Here is where it gets interesting: Bloomberg cites Pentagon officials who acknowledge "that for more than a year they avoided striking tanker trucks to limit civilian casualties. None of these guys are ISIS. We don’t feel right vaporizing them, so we have been watching ISIS oil flowing around for a year,” says Knights. That changed on Nov. 16, when four U.S. attack planes and two gunships destroyed 116 oil trucks.
So any qualms about vaporizing "innocent civilians" promptly disappeared when the Pentagon realized that its 1+ year long campaign had been an epic debacle, that a suddenly surging ISIS was stronger as ever, and most importantly, that its critical revenue lifelines had been largely untouched for years. Perhaps they weren't innocent civilians after all.
It is still unknown if this recent crackdown on "dumping oil", or crude which dramatically lowers the price of oil in global markets - it certainly is an odd coincidence that the price of Brent and WTI began its tumble last fall, just when the Islamic State made its dramatic appearance on the world scene - will have an effect and cut off the primary source of funds to ISIS.
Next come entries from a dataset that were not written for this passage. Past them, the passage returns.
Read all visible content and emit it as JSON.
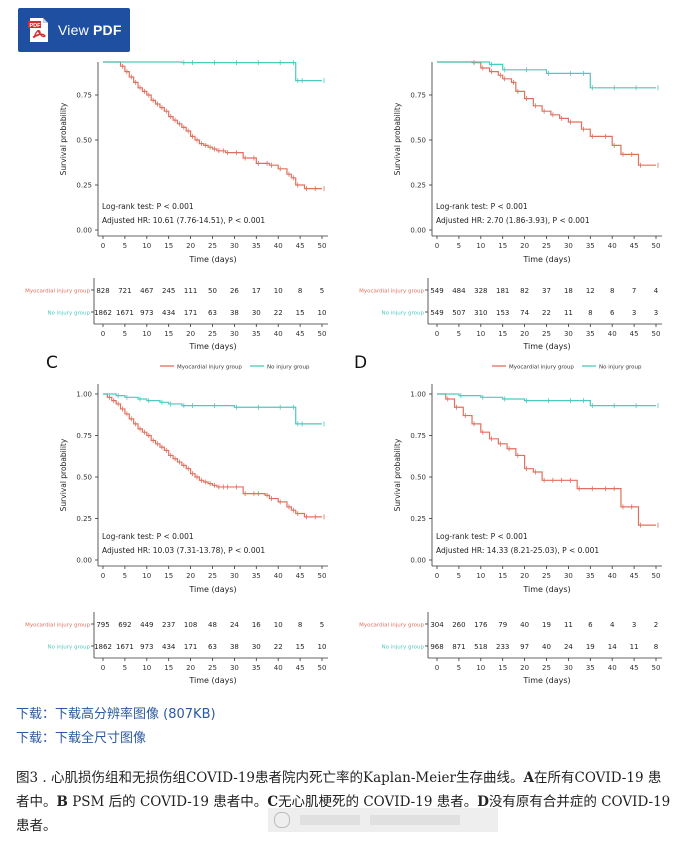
{
  "toolbar": {
    "view_pdf_prefix": "View ",
    "view_pdf_bold": "PDF",
    "pdf_badge": "PDF"
  },
  "colors": {
    "injury": "#e0705e",
    "no_injury": "#4dc9bf",
    "link": "#2c5aa0"
  },
  "chart_data": [
    {
      "type": "line",
      "panel": "A",
      "legend": null,
      "xlabel": "Time (days)",
      "ylabel": "Survival probability",
      "xlim": [
        0,
        50
      ],
      "ylim": [
        0,
        1
      ],
      "xticks": [
        0,
        5,
        10,
        15,
        20,
        25,
        30,
        35,
        40,
        45,
        50
      ],
      "yticks": [
        "0.00",
        "0.25",
        "0.50",
        "0.75",
        "1.00"
      ],
      "annotations": [
        "Log-rank test: P < 0.001",
        "Adjusted HR: 10.61 (7.76-14.51), P < 0.001"
      ],
      "series": [
        {
          "name": "Myocardial injury group",
          "x": [
            0,
            1,
            2,
            3,
            4,
            5,
            6,
            7,
            8,
            9,
            10,
            11,
            12,
            13,
            14,
            15,
            16,
            17,
            18,
            19,
            20,
            21,
            22,
            23,
            24,
            25,
            26,
            27,
            28,
            30,
            32,
            34,
            35,
            37,
            38,
            40,
            42,
            43,
            44,
            46,
            48,
            50
          ],
          "y": [
            1.0,
            0.98,
            0.96,
            0.94,
            0.91,
            0.88,
            0.85,
            0.82,
            0.79,
            0.77,
            0.75,
            0.72,
            0.7,
            0.68,
            0.66,
            0.63,
            0.61,
            0.59,
            0.57,
            0.55,
            0.52,
            0.5,
            0.48,
            0.47,
            0.46,
            0.45,
            0.44,
            0.44,
            0.43,
            0.43,
            0.4,
            0.4,
            0.37,
            0.37,
            0.36,
            0.34,
            0.31,
            0.29,
            0.25,
            0.23,
            0.23,
            0.23
          ]
        },
        {
          "name": "No injury group",
          "x": [
            0,
            3,
            5,
            8,
            10,
            13,
            15,
            18,
            20,
            25,
            30,
            35,
            40,
            43,
            44,
            45,
            50
          ],
          "y": [
            1.0,
            0.99,
            0.98,
            0.97,
            0.96,
            0.95,
            0.94,
            0.93,
            0.93,
            0.93,
            0.93,
            0.93,
            0.93,
            0.93,
            0.83,
            0.83,
            0.83
          ]
        }
      ],
      "risk_table": {
        "rows": [
          {
            "label": "Myocardial injury group",
            "values": [
              "828",
              "721",
              "467",
              "245",
              "111",
              "50",
              "26",
              "17",
              "10",
              "8",
              "5"
            ]
          },
          {
            "label": "No injury group",
            "values": [
              "1862",
              "1671",
              "973",
              "434",
              "171",
              "63",
              "38",
              "30",
              "22",
              "15",
              "10"
            ]
          }
        ],
        "xlabel": "Time (days)"
      }
    },
    {
      "type": "line",
      "panel": "B",
      "legend": null,
      "xlabel": "Time (days)",
      "ylabel": "Survival probability",
      "xlim": [
        0,
        50
      ],
      "ylim": [
        0,
        1
      ],
      "xticks": [
        0,
        5,
        10,
        15,
        20,
        25,
        30,
        35,
        40,
        45,
        50
      ],
      "yticks": [
        "0.00",
        "0.25",
        "0.50",
        "0.75",
        "1.00"
      ],
      "annotations": [
        "Log-rank test: P < 0.001",
        "Adjusted HR: 2.70 (1.86-3.93), P < 0.001"
      ],
      "series": [
        {
          "name": "Myocardial injury group",
          "x": [
            0,
            2,
            4,
            6,
            8,
            10,
            12,
            14,
            15,
            17,
            18,
            20,
            22,
            24,
            26,
            28,
            30,
            33,
            35,
            38,
            40,
            42,
            44,
            46,
            50
          ],
          "y": [
            1.0,
            0.99,
            0.97,
            0.95,
            0.93,
            0.9,
            0.88,
            0.86,
            0.84,
            0.82,
            0.77,
            0.73,
            0.69,
            0.66,
            0.64,
            0.62,
            0.6,
            0.56,
            0.52,
            0.52,
            0.47,
            0.42,
            0.42,
            0.36,
            0.36
          ]
        },
        {
          "name": "No injury group",
          "x": [
            0,
            5,
            8,
            10,
            12,
            15,
            20,
            25,
            30,
            33,
            35,
            40,
            45,
            50
          ],
          "y": [
            1.0,
            0.99,
            0.97,
            0.95,
            0.92,
            0.89,
            0.89,
            0.87,
            0.87,
            0.87,
            0.79,
            0.79,
            0.79,
            0.79
          ]
        }
      ],
      "risk_table": {
        "rows": [
          {
            "label": "Myocardial injury group",
            "values": [
              "549",
              "484",
              "328",
              "181",
              "82",
              "37",
              "18",
              "12",
              "8",
              "7",
              "4"
            ]
          },
          {
            "label": "No injury group",
            "values": [
              "549",
              "507",
              "310",
              "153",
              "74",
              "22",
              "11",
              "8",
              "6",
              "3",
              "3"
            ]
          }
        ],
        "xlabel": "Time (days)"
      }
    },
    {
      "type": "line",
      "panel": "C",
      "legend": [
        "Myocardial injury group",
        "No injury group"
      ],
      "xlabel": "Time (days)",
      "ylabel": "Survival probability",
      "xlim": [
        0,
        50
      ],
      "ylim": [
        0,
        1
      ],
      "xticks": [
        0,
        5,
        10,
        15,
        20,
        25,
        30,
        35,
        40,
        45,
        50
      ],
      "yticks": [
        "0.00",
        "0.25",
        "0.50",
        "0.75",
        "1.00"
      ],
      "annotations": [
        "Log-rank test: P < 0.001",
        "Adjusted HR: 10.03 (7.31-13.78), P < 0.001"
      ],
      "series": [
        {
          "name": "Myocardial injury group",
          "x": [
            0,
            1,
            2,
            3,
            4,
            5,
            6,
            7,
            8,
            9,
            10,
            11,
            12,
            13,
            14,
            15,
            16,
            17,
            18,
            19,
            20,
            21,
            22,
            23,
            24,
            25,
            26,
            27,
            28,
            30,
            32,
            34,
            35,
            37,
            38,
            40,
            42,
            43,
            44,
            46,
            48,
            50
          ],
          "y": [
            1.0,
            0.98,
            0.96,
            0.94,
            0.91,
            0.88,
            0.85,
            0.82,
            0.79,
            0.77,
            0.75,
            0.72,
            0.7,
            0.68,
            0.66,
            0.63,
            0.61,
            0.59,
            0.57,
            0.55,
            0.52,
            0.5,
            0.48,
            0.47,
            0.46,
            0.45,
            0.44,
            0.44,
            0.44,
            0.44,
            0.4,
            0.4,
            0.4,
            0.39,
            0.37,
            0.35,
            0.32,
            0.3,
            0.28,
            0.26,
            0.26,
            0.26
          ]
        },
        {
          "name": "No injury group",
          "x": [
            0,
            3,
            5,
            8,
            10,
            13,
            15,
            18,
            20,
            25,
            30,
            35,
            40,
            43,
            44,
            45,
            50
          ],
          "y": [
            1.0,
            0.99,
            0.98,
            0.97,
            0.96,
            0.95,
            0.94,
            0.93,
            0.93,
            0.93,
            0.92,
            0.92,
            0.92,
            0.92,
            0.82,
            0.82,
            0.82
          ]
        }
      ],
      "risk_table": {
        "rows": [
          {
            "label": "Myocardial injury group",
            "values": [
              "795",
              "692",
              "449",
              "237",
              "108",
              "48",
              "24",
              "16",
              "10",
              "8",
              "5"
            ]
          },
          {
            "label": "No injury group",
            "values": [
              "1862",
              "1671",
              "973",
              "434",
              "171",
              "63",
              "38",
              "30",
              "22",
              "15",
              "10"
            ]
          }
        ],
        "xlabel": "Time (days)"
      }
    },
    {
      "type": "line",
      "panel": "D",
      "legend": [
        "Myocardial injury group",
        "No injury group"
      ],
      "xlabel": "Time (days)",
      "ylabel": "Survival probability",
      "xlim": [
        0,
        50
      ],
      "ylim": [
        0,
        1
      ],
      "xticks": [
        0,
        5,
        10,
        15,
        20,
        25,
        30,
        35,
        40,
        45,
        50
      ],
      "yticks": [
        "0.00",
        "0.25",
        "0.50",
        "0.75",
        "1.00"
      ],
      "annotations": [
        "Log-rank test: P < 0.001",
        "Adjusted HR: 14.33 (8.21-25.03), P < 0.001"
      ],
      "series": [
        {
          "name": "Myocardial injury group",
          "x": [
            0,
            2,
            4,
            6,
            8,
            10,
            12,
            14,
            16,
            18,
            20,
            22,
            24,
            26,
            28,
            30,
            32,
            35,
            38,
            40,
            42,
            44,
            46,
            50
          ],
          "y": [
            1.0,
            0.97,
            0.92,
            0.87,
            0.82,
            0.77,
            0.73,
            0.7,
            0.67,
            0.63,
            0.55,
            0.53,
            0.48,
            0.48,
            0.48,
            0.48,
            0.43,
            0.43,
            0.43,
            0.43,
            0.32,
            0.32,
            0.21,
            0.21
          ]
        },
        {
          "name": "No injury group",
          "x": [
            0,
            5,
            10,
            15,
            20,
            25,
            30,
            33,
            35,
            40,
            45,
            50
          ],
          "y": [
            1.0,
            0.99,
            0.98,
            0.97,
            0.96,
            0.96,
            0.96,
            0.96,
            0.93,
            0.93,
            0.93,
            0.93
          ]
        }
      ],
      "risk_table": {
        "rows": [
          {
            "label": "Myocardial injury group",
            "values": [
              "304",
              "260",
              "176",
              "79",
              "40",
              "19",
              "11",
              "6",
              "4",
              "3",
              "2"
            ]
          },
          {
            "label": "No injury group",
            "values": [
              "968",
              "871",
              "518",
              "233",
              "97",
              "40",
              "24",
              "19",
              "14",
              "11",
              "8"
            ]
          }
        ],
        "xlabel": "Time (days)"
      }
    }
  ],
  "downloads": {
    "prefix": "下载：",
    "hi_res": "下载高分辨率图像",
    "hi_res_size": "(807KB)",
    "full_size": "下载全尺寸图像"
  },
  "caption": {
    "t1": "图3 . 心肌损伤组和无损伤组COVID-19患者院内死亡率的Kaplan-Meier生存曲线。",
    "a": "A",
    "t2": "在所有COVID-19 患者中。",
    "b": "B",
    "t3": " PSM 后的 COVID-19 患者中。",
    "c": "C",
    "t4": "无心肌梗死的 COVID-19 患者。",
    "d": "D",
    "t5": "没有原有合并症的 COVID-19 患者。"
  }
}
But what we have been wondering for months and what we hope some enterprising journalist will soon answer, is just who are the commodity trading firms that have been so generously buying millions of smuggled oil barrels procured by the Islamic State at massive discounts to market, and then reselling them to other interested parties.
In other words, who are the middlemen.
What we do know is who they may be: they are the same names that were quite prominent in the market in September when Glencore had its first, and certainly not last, near death experience: the Glencores, the Vitols, the Trafiguras, the Nobels, the Mercurias of the world.
To be sure, funding terrorist states is not something that some of the most prominent names in the list above have shied away from in the past.
Which one (or ones) are the guilty parties - those who have openly breached terrorism funding laws - we don't know: it may be one, or more of the above, or someone totally different.
At this point, however, three things are certain: whoever the commodity trading house may be that is paying ISIS-affiliated "innocent civilians" hundreds of millions of dollars for their products, they are perfect aware just who the source of this deeply discounted crude is. Crude so deeply discounted, in fact, it results in massive profits for the enterprising middleman who are engaging in openly criminal transactions.
The second certainty: whoever said middleman is, it is very well known to US intelligence services such as the NSA and CIA, and thus to the Pentagon, and thus, the US government.
The third certainty is that while the US, and Russia, and now France, are all very theatrically bombing something in the Syrian desert (nobody really knows what), the funding of ISIS continues unabated as someone keeps buying ISIS oil.
We wonder how long until someone finally asks the all important question regarding the Islamic State: who is the commodity trader breaching every known law of funding terrorism when buying ISIS crude, almost certainly with the tacit approval by various "western alliance" governments, and why is it that these governments have allowed said middleman to continue funding ISIS for as long as it has?